Walne zgromadzenie 12.06.2019
Ja byłam, krajoznawczo. Ogólnie takie zebranie nie wydaje się mi dobrym momentem, żeby coś wywalczyć. Sądzę, że na bieżąco trzeba orientować się w sprawach, które nas dotyczą. Z wyprzedzeniem zgłaszać kandydatury, jeśli chcemy kogoś zgłosić do RN, pisać pisma, orientować się w dokumentach, które publikuje spółdzielnia na stronie, by wiedzieć, o co dopytywać.

Zebranie wyglądało tak, że odczytywane były dokumenty (np sprawozdania, uchwały), a później były głosowania. Nie było miejsca na dyskusję i pytania dotyczące dokumentów, których dotyczyło głosowanie. Jeśli, któś chciał zabrać głos, to na samym początku spotkania musiał złożyć wniosek.
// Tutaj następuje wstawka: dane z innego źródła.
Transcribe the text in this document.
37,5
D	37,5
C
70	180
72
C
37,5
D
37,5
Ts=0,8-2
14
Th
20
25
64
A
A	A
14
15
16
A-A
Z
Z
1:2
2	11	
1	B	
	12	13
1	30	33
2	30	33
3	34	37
Głosowanie do Rady Nadzorczej było poprzedzone, krótkimi prezentacjami kandydatów, na 15 miejsc było 18 kandydatów. Co najmniej połowa z nich była już w zeszłym roku w RN. Jeden z kandydatów Zbigniew Olszewski był w przeszłości prezesem spółdzielni.
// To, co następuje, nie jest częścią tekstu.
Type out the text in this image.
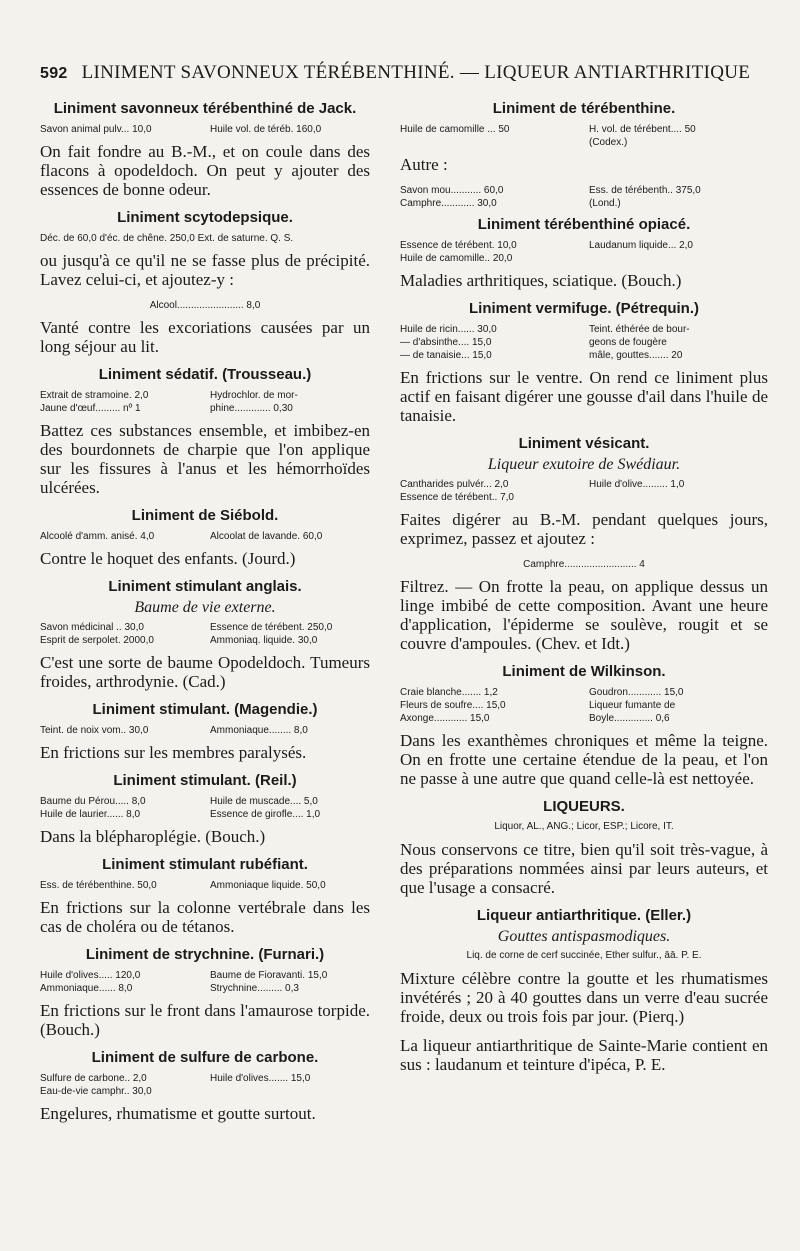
592 LINIMENT SAVONNEUX TÉRÉBENTHINÉ. — LIQUEUR ANTIARTHRITIQUE
Liniment savonneux térébenthiné de Jack.
Savon animal pulv... 10,0	Huile vol. de téréb. 160,0
On fait fondre au B.-M., et on coule dans des flacons à opodeldoch. On peut y ajouter des essences de bonne odeur.
Liniment scytodepsique.
Déc. de 60,0 d'éc. de chêne. 250,0 Ext. de saturne. Q. S.
ou jusqu'à ce qu'il ne se fasse plus de précipité. Lavez celui-ci, et ajoutez-y :
Alcool........................ 8,0
Vanté contre les excoriations causées par un long séjour au lit.
Liniment sédatif. (Trousseau.)
Extrait de stramoine. 2,0	Hydrochlor. de mor-
Jaune d'œuf......... nº 1	phine............. 0,30
Battez ces substances ensemble, et imbibez-en des bourdonnets de charpie que l'on applique sur les fissures à l'anus et les hémorrhoïdes ulcérées.
Liniment de Siébold.
Alcoolé d'amm. anisé. 4,0	Alcoolat de lavande. 60,0
Contre le hoquet des enfants. (Jourd.)
Liniment stimulant anglais.
Baume de vie externe.
Savon médicinal .. 30,0	Essence de térébent. 250,0
Esprit de serpolet. 2000,0	Ammoniaq. liquide. 30,0
C'est une sorte de baume Opodeldoch. Tumeurs froides, arthrodynie. (Cad.)
Liniment stimulant. (Magendie.)
Teint. de noix vom.. 30,0	Ammoniaque........ 8,0
En frictions sur les membres paralysés.
Liniment stimulant. (Reil.)
Baume du Pérou..... 8,0	Huile de muscade.... 5,0
Huile de laurier...... 8,0	Essence de girofle.... 1,0
Dans la blépharoplégie. (Bouch.)
Liniment stimulant rubéfiant.
Ess. de térébenthine. 50,0	Ammoniaque liquide. 50,0
En frictions sur la colonne vertébrale dans les cas de choléra ou de tétanos.
Liniment de strychnine. (Furnari.)
Huile d'olives..... 120,0	Baume de Fioravanti. 15,0
Ammoniaque...... 8,0	Strychnine......... 0,3
En frictions sur le front dans l'amaurose torpide. (Bouch.)
Liniment de sulfure de carbone.
Sulfure de carbone.. 2,0	Huile d'olives....... 15,0
Eau-de-vie camphr.. 30,0
Engelures, rhumatisme et goutte surtout.
Liniment de térébenthine.
Huile de camomille ... 50	H. vol. de térébent.... 50
(Codex.)
Autre :
Savon mou........... 60,0	Ess. de térébenth.. 375,0
Camphre............ 30,0	(Lond.)
Liniment térébenthiné opiacé.
Essence de térébent. 10,0	Laudanum liquide... 2,0
Huile de camomille.. 20,0
Maladies arthritiques, sciatique. (Bouch.)
Liniment vermifuge. (Pétrequin.)
Huile de ricin...... 30,0	Teint. éthérée de bour-
— d'absinthe.... 15,0	geons de fougère
— de tanaisie... 15,0	mâle, gouttes....... 20
En frictions sur le ventre. On rend ce liniment plus actif en faisant digérer une gousse d'ail dans l'huile de tanaisie.
Liniment vésicant.
Liqueur exutoire de Swédiaur.
Cantharides pulvér... 2,0	Huile d'olive......... 1,0
Essence de térébent.. 7,0
Faites digérer au B.-M. pendant quelques jours, exprimez, passez et ajoutez :
Camphre.......................... 4
Filtrez. — On frotte la peau, on applique dessus un linge imbibé de cette composition. Avant une heure d'application, l'épiderme se soulève, rougit et se couvre d'ampoules. (Chev. et Idt.)
Liniment de Wilkinson.
Craie blanche....... 1,2	Goudron............ 15,0
Fleurs de soufre.... 15,0	Liqueur fumante de
Axonge............ 15,0	Boyle.............. 0,6
Dans les exanthèmes chroniques et même la teigne. On en frotte une certaine étendue de la peau, et l'on ne passe à une autre que quand celle-là est nettoyée.
LIQUEURS.
Liquor, AL., ANG.; Licor, ESP.; Licore, IT.
Nous conservons ce titre, bien qu'il soit très-vague, à des préparations nommées ainsi par leurs auteurs, et que l'usage a consacré.
Liqueur antiarthritique. (Eller.)
Gouttes antispasmodiques.
Liq. de corne de cerf succinée, Ether sulfur., āā. P. E.
Mixture célèbre contre la goutte et les rhumatismes invétérés ; 20 à 40 gouttes dans un verre d'eau sucrée froide, deux ou trois fois par jour. (Pierq.)
La liqueur antiarthritique de Sainte-Marie contient en sus : laudanum et teinture d'ipéca, P. E.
Z ciekawszych rzeczy to prezes wspomniał, że zysk ze sprzedaży mieszkań w nowobudowanym na miejscu parkingu budynku będzie przeznaczony na zasilenie centralnego funduszu remontowego. Wspominał coś o tym, że kiedy będzie tam ok 10 milinów, można będzie te pieniądze przeznaczyć na remont balkonów, wymianę wind.. Zabrzmiało jak obietnica. Chciałabym jednak coś wyjaśnić. Udało mi się chwilę porozmawiać z prezesem. Zapytałam o kwestie finansowania remontu balkonów i wind. Pieniądze, które są gromadzone w centralnym funduszu remontowym mogą stanowić pożyczkę dla konkretnych nieruchomości, a pieniądze są później sukcesywanie oddawane ze składek mieszkańców na fundusz remontowy. To nie są pieniądze, które zwyczajnie dostajemy. Korzyść jest o tyle, że pożyczki z centralnego funduszu remontowego udzielane są na korzystnych warunkach. Z tego co pamiętam - są nieoprocentowane.

Inne informacje z rozmowy z prezesem są takie, że mówi o braku środków na remont balkonów czy wymianę wind. Rozwiązanie doraźne widzi - UWAGA : w odkuwaniu kawałków betonu przez alpinistów, kiedy będzie to zgłaszne zdziwiony (moim zdaniem nie gwarantuje to bezpieczeństwa, przyspieszy niszczenie (odsłaniając większą powierzchnię, betonu i zbrojania, które będzie dalej korodować) i w oczywisty sposób pogorszy wygląd. Prezes twierdzi, że remont jednego balkonu wycenia obecnie na 10 - 11 tyś zł
Ta cena wydała mi się szokująco wysoka choćby porównując z kosztami jakie ponosiły podobne budynki w sąsiedztwie przy remoncie takich samych balkonów. Z mojego krótkiego rozeznania to 5 - 7 tyś zł za balkon. W odpowiedzi na moje zdziwienie co do ceny prezes mówił, że chcą robić z odprowadzaniem wody rynnami (czy też jedną rynną), że konieczność usunięcia ziemi z donic i ich izolacji od środka kosztuje, a robocizna poszła w górę.
W odniesieniu do kosztów wymiany kabin windowych prezes mówił o kwocie rzędu 100-150tyś na windę. Z informacji w internecie widziałam, że to raczej ta dolna granica cenowa. Ceny w ostatnich latach były 100-200tyś za windę, 150 tyś podawane najczęściej.